Scriptures – 1 Sa 18:9; Je 29:11; Mt 6:15; Lk 15:25-26, 28-32
The older brother became angry and refused to go in. Lk 15:28 “’My son’ the father said, ‘you are always with me, and everything I have is yours. But we had to celebrate and be glad, because this brother of yours was dead and is alive again; he was lost is found.’” Lk 15:31-32
The story depicts the striking contrast between joy and jealousy. Within the house there’s a celebration. A child who strayed from his home, his family, his values and his upbringing has returned. He admits the error of his ways and is received by his father who is so overcome with joy that he throws a party, gives his son a robe and ring to welcome his safe return. In contrast, the older son is unable to celebrate; his focus is on himself. He feels slighted. He has been dutiful and respectful and sees the celebration for his wayward brother as an insult to his faithfulness. He refuses to go into the house where the party is in full swing. When his father pleads with him to come in, he shows his heart, and it isn’t pretty.

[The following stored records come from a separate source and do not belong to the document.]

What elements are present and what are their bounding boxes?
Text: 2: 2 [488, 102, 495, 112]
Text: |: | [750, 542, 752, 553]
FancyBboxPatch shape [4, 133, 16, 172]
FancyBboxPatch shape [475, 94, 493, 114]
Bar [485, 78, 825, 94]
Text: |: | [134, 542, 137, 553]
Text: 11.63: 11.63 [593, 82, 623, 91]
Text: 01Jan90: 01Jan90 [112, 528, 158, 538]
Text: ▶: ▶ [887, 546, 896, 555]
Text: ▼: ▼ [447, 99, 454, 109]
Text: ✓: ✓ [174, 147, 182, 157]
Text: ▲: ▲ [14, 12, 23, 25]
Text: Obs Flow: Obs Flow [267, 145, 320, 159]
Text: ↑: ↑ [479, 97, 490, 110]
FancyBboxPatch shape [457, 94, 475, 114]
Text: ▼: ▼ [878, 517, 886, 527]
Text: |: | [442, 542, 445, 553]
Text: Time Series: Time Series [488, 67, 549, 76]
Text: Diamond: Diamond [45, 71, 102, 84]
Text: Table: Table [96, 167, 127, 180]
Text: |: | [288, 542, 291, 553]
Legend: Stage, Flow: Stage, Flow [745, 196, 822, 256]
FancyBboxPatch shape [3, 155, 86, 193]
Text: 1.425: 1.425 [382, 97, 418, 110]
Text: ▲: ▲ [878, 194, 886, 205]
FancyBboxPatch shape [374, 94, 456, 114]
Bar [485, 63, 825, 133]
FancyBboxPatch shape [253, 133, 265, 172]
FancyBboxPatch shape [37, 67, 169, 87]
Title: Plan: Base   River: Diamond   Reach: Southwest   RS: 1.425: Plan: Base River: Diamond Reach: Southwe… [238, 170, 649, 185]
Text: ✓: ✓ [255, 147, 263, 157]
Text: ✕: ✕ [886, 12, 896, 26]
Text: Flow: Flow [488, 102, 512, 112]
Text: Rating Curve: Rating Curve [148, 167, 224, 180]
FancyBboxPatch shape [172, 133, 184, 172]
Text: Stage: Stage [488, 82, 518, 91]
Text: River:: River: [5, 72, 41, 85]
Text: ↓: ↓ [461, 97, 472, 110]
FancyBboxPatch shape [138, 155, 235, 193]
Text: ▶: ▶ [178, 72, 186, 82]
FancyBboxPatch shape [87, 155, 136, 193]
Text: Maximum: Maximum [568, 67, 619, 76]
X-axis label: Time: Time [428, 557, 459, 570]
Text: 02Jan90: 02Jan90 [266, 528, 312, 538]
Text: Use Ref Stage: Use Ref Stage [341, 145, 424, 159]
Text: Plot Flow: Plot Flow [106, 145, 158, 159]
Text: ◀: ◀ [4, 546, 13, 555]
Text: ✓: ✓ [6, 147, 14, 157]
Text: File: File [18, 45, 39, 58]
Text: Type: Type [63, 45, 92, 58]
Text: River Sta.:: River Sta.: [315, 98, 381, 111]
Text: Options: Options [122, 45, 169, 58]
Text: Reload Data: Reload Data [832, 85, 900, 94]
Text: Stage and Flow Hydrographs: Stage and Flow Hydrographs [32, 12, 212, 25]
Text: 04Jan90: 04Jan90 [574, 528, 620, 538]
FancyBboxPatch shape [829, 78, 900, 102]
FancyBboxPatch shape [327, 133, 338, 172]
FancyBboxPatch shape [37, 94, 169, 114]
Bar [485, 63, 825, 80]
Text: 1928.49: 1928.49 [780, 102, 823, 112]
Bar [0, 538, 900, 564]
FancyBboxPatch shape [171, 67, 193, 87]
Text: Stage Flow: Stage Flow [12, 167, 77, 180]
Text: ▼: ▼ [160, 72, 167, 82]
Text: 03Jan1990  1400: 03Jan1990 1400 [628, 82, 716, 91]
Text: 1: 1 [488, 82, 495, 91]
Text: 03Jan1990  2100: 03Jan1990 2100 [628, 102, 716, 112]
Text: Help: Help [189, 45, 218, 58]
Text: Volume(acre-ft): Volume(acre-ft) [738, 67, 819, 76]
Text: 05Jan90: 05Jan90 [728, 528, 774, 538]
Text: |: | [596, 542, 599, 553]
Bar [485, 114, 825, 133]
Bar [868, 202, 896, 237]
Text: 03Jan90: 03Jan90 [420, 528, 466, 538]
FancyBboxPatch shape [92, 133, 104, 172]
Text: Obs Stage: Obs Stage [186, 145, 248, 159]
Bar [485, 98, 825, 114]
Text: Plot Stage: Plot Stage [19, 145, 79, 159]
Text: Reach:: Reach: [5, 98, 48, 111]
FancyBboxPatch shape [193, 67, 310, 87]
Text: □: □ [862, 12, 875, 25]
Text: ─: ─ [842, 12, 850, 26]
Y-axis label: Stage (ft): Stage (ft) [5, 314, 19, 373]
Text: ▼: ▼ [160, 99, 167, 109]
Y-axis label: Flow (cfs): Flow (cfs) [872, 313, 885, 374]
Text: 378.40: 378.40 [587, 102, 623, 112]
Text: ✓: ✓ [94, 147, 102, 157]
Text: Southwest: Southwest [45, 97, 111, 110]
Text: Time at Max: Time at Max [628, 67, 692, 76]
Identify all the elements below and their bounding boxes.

When we cannot celebrate the accomplishments, joys, and wins that happen in the lives of those around us—friends, family, etc., our heart shrinks. Jealousy has made a home and the older son begins to expound on his brother’s faults and failures and on his own exemplary character. Jealousy causes us to criticize and judge others in order to inflate our own position and ego. However, a jealous person just makes himself look bad and petty while feeling lousy doing it. There is also a huge contrast between contentment and resentment. The older son, though dutiful, obviously lacked contentment. He was going through the motions and everyone probably believed him to be devout and faithful. Yet his reaction leads to another conclusion. When a person is truly content with what God has done for them, the blessings that others receive won’t be a thorn. Discontentment breeds jealousy and resentment. The power of God’s Spirit living within us gives us the ability to be thankful for what we have and allows us to celebrate with others the blessings of God in their lives.
Has jealousy ever taken you by surprise? Explain. How do you deal with an unexpected surge of jealousy? Is jealousy a natural human inclination? How easy is it for you to celebrate the blessings and successes of others? Does God really bless some people more than others or do we have a skewed definition of blessings? Can you be thankful without being content? Are you content? Explain. How do we gain and hold on to contentment?

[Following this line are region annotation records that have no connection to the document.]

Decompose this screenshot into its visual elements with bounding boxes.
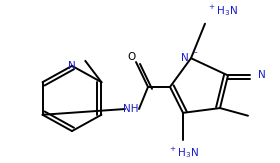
Text: N: N	[181, 53, 189, 63]
Text: $^+$H$_3$N: $^+$H$_3$N	[207, 3, 238, 18]
Text: N: N	[258, 70, 266, 81]
Text: O: O	[127, 52, 135, 62]
Text: N: N	[68, 61, 76, 71]
Text: NH: NH	[123, 104, 139, 114]
Text: $^+$H$_3$N: $^+$H$_3$N	[167, 145, 199, 160]
Text: $^{-}$: $^{-}$	[192, 49, 199, 58]
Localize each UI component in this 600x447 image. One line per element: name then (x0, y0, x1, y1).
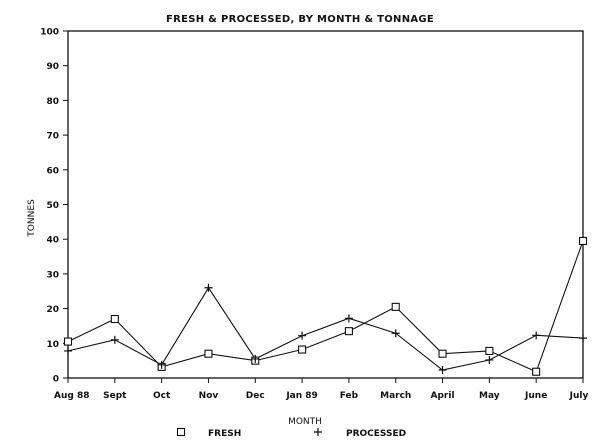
y-axis: 0 10 20 30 40 50 60 70 80 90 100 (40, 28, 68, 385)
data-point-processed (110, 335, 119, 344)
plot-frame (67, 30, 584, 379)
series-lines (67, 240, 584, 373)
data-point-fresh (532, 367, 541, 376)
y-axis-label: TONNES (27, 199, 37, 238)
series-markers (63, 236, 588, 376)
data-point-fresh (204, 349, 213, 358)
data-point-processed (485, 355, 494, 364)
y-tick-label: 90 (46, 62, 59, 72)
data-point-processed (157, 360, 166, 369)
data-point-fresh (110, 314, 119, 324)
data-point-processed (251, 354, 260, 363)
x-tick-label: June (524, 391, 547, 401)
chart-title: FRESH & PROCESSED, BY MONTH & TONNAGE (166, 14, 434, 25)
y-tick-label: 20 (46, 305, 59, 315)
data-point-fresh (438, 349, 447, 358)
x-tick-label: Feb (340, 391, 359, 401)
x-axis: Aug 88 Sept Oct Nov Dec Jan 89 Feb March April Ma… (54, 378, 588, 401)
legend-marker-processed (314, 428, 322, 436)
data-point-processed (579, 334, 587, 343)
data-point-fresh (63, 337, 73, 346)
legend-label-processed: PROCESSED (346, 429, 406, 439)
legend-marker-fresh (176, 427, 186, 437)
x-tick-label: July (569, 391, 589, 401)
data-point-fresh (344, 327, 353, 336)
x-tick-label: Sept (103, 391, 127, 401)
x-tick-label: March (380, 391, 411, 401)
data-point-fresh (485, 346, 494, 355)
data-point-fresh (578, 236, 588, 245)
y-tick-label: 30 (46, 270, 59, 280)
data-point-processed (532, 331, 541, 340)
x-tick-label: Aug 88 (54, 391, 89, 401)
series-line-fresh (67, 240, 584, 373)
legend: FRESH PROCESSED (176, 427, 406, 439)
y-tick-label: 60 (46, 166, 59, 176)
data-point-processed (438, 366, 447, 375)
data-point-fresh (391, 302, 400, 311)
y-tick-label: 70 (46, 132, 59, 142)
data-point-processed (298, 331, 307, 340)
y-tick-label: 80 (46, 97, 59, 107)
y-tick-label: 0 (53, 375, 59, 385)
x-axis-label: MONTH (288, 417, 322, 427)
data-point-processed (64, 346, 72, 355)
y-tick-label: 10 (46, 340, 59, 350)
data-point-processed (204, 283, 213, 292)
series-line-processed (67, 286, 584, 371)
y-tick-label: 100 (40, 28, 59, 38)
y-tick-label: 50 (46, 201, 59, 211)
data-point-processed (391, 329, 400, 338)
x-tick-label: April (431, 391, 455, 401)
x-tick-label: Jan 89 (285, 391, 318, 401)
legend-label-fresh: FRESH (208, 429, 241, 439)
y-tick-label: 40 (46, 236, 59, 246)
x-tick-label: Nov (199, 391, 219, 401)
x-tick-label: Dec (246, 391, 265, 401)
data-point-fresh (298, 345, 307, 354)
data-point-processed (344, 314, 353, 323)
x-tick-label: May (479, 391, 500, 401)
x-tick-label: Oct (153, 391, 171, 401)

If you are harboring jealousy, take an honest look at yourself and the situation. Pray, seek counsel from a Christian friend, and work toward contentment with what God has given you. When you are content with what you have and where you are in life, jealousy loses its foothold.
Forgiving and gracious Father, your love and mercy have welcomed me home time and time again. Thank you for your ever-open arms! Help me to find joy in my blessings and to celebrate the blessings others receive as well. You have given me exactly what I need and I am thankful. Give my heart contentment and safety in your plan. In Jesus Name I pray, Amen.